What workers they can find will cost more than most companies are used to paying as well, since undocumented workers were obviously cheaper to hire.
All that means that the situation in Houston will be, as Vox put it, “ripe for exploitation.”
That exploitation may take different forms. It may mean, as in New Orleans, paying people (even legal American workers) to do dangerous work for little pay (that is if they can find them). It may also include, and this is at least as likely, a conscious effort to appraise property at its actual value. Appraisers on the ground in Texas will have a heavy burden reappraising for clients after the initial valuation placed by the insurance companies. The importance of this job cannot be overstated for the coming years. Should insurance companies fail to meet the true value of a victim’s home, they may never receive enough compensation to rebuild their homes at all.

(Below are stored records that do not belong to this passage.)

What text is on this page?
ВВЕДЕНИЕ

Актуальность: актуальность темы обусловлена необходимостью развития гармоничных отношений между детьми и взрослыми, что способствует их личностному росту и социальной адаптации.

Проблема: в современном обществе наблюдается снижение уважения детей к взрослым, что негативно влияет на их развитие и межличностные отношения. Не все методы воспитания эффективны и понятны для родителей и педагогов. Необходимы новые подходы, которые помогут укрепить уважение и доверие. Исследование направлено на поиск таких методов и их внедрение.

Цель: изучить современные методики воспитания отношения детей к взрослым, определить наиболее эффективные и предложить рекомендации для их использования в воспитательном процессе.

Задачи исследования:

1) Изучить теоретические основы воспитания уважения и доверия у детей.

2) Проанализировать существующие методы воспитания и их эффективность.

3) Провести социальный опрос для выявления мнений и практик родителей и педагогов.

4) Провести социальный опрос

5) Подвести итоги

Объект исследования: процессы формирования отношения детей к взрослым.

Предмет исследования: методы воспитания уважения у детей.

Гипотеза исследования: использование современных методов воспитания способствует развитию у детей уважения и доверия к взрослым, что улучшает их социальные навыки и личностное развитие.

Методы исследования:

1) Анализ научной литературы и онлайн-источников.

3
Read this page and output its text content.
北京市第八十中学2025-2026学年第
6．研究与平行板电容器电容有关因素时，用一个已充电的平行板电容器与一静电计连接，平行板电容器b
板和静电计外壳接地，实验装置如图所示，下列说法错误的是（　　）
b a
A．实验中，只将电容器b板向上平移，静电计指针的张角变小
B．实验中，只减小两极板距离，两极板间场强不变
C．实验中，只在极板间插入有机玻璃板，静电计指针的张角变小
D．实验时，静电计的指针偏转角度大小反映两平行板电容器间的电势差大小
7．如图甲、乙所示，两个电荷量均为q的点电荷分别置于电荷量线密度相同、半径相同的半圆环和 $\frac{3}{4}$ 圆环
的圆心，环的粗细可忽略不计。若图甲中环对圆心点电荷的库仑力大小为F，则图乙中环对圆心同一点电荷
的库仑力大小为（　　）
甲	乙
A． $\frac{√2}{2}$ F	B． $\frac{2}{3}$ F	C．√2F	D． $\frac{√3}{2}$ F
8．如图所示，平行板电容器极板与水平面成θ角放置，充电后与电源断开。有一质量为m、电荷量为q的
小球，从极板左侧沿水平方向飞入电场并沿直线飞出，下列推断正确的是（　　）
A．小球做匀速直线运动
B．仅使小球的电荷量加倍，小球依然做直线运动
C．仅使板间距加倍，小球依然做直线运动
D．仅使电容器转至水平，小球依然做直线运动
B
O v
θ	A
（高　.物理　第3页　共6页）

It seems highly likely, unfortunately, that just like in the case of Katrina, the federal government is woefully behind on what is required for the situation. Just as the Katrina response was famously slow, so Congress has been slow now to approve the necessary funds to get a strong start on the recovery. Having approved only $8 billion in aid (when an estimated $180 billion will be needed), the government looks as likely to cut corners as the insurance companies, leaving Houston in a very tough position indeed.
With aid needed elsewhere as well (specifically, in southern Florida and Puerto Rico), Houston, despite being the fourth biggest city in the country, may find itself a lower priority in the near future. Should another major storm hit either this year or next, it is hard to say how much more aid can be counted on at that point.
Which leaves Houston with a major crisis, one far slower in coming than Harvey. It may be years yet before Houston is aware that the insurance companies and the government have failed to meet obligations, and that the former is near bankrupt, and the latter is too busy to help.